Crane has been a member of the Penn State faculty since 1985. In that time, he has served as interim director, global engagement, for the University Office of Global Programs, a member of the Global Policies Task Force, interim director of global relations and programs at the University Office of Global Programs, and chairman of the University Strategic Planning Council Task Force on Internationalization, and chairman of the International Council Executive Committee.

One nominator said Crane “builds collaborations between people from Penn State and people from other countries wherein there is a genuine two-way sharing of experience and expertise."

Traverse received the 2013 Staff Excellence Award, which recognizes a staff member for outstanding performance, demonstrating team spirit and leadership in establishing quality service.

Traverse, who has worked at the university since 1989, is an administrative assistant in the office of the associate dean for education and Ryan Family Student Center, where she is known as a "go-to person" for a range of issues. Among Traverse's accomplishments is serving as nomenclator at commencement proceedings and making sure that the name of every graduating student is pronounced correctly.

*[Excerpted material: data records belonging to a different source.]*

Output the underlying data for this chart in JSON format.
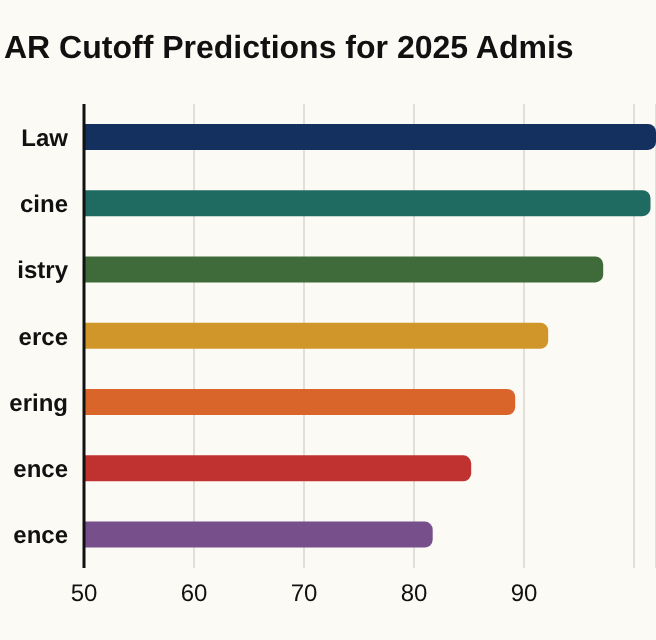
{
  "chart_data": {
    "type": "bar",
    "orientation": "horizontal",
    "title": "AR Cutoff Predictions for 2025 Admis",
    "categories": [
      "Law",
      "cine",
      "istry",
      "erce",
      "ering",
      "ence",
      "ence"
    ],
    "values": [
      102,
      101.5,
      97.2,
      92.2,
      89.2,
      85.2,
      81.7
    ],
    "colors": [
      "#14305e",
      "#1f6b62",
      "#3f6b3a",
      "#d0962a",
      "#d9652a",
      "#c0322f",
      "#774f8a"
    ],
    "xlim": [
      50,
      102
    ],
    "xticks": [
      50,
      60,
      70,
      80,
      90,
      {
        "value": 100,
        "label": null
      }
    ],
    "grid": "x"
  }
}
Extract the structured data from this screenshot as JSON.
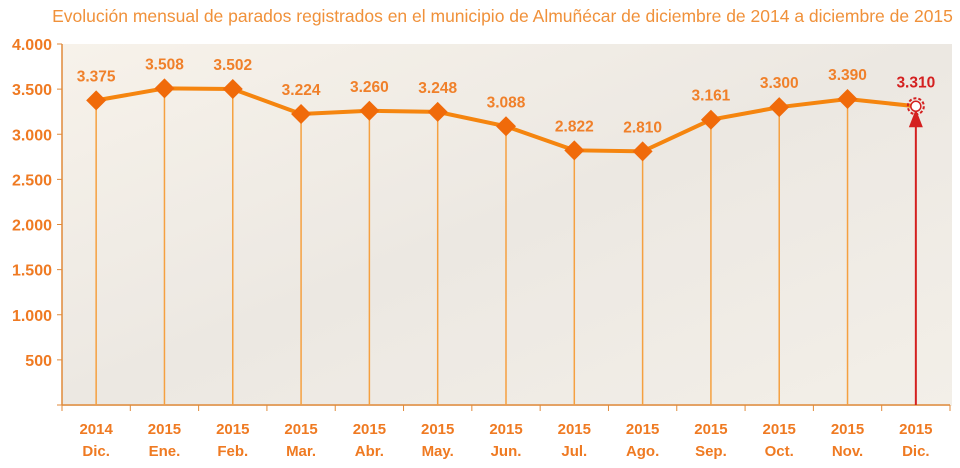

She has also been the force behind several outreach initiatives in the college, including creating and editing a biannual newsletter focused on student, faculty and staff achievements and other initiatives. She pioneered the idea of using the ground floor of Deike Building to showcase the undergraduate experience in EMS, replacing dust-covered exhibits with a pictorial showing students’ research travels, "Across the State; Across the Country; Across the World."

She has worked with hundreds of students who want to present petitions to the Faculty Senate and has served as the staff liaison for the Academic Integrity Committee.

One nominator pointed to her extensive participation, saying, "Ms. Traverse's commitment to providing superior service to our students is underscored by her volunteerism on commissions and committees around the University.” “Her positive influence on students, staff and faculty alike has made – and continues to make – a significant difference at Penn State," a nominator wrote. "Indeed it would be hard to conceive of the EMS without her."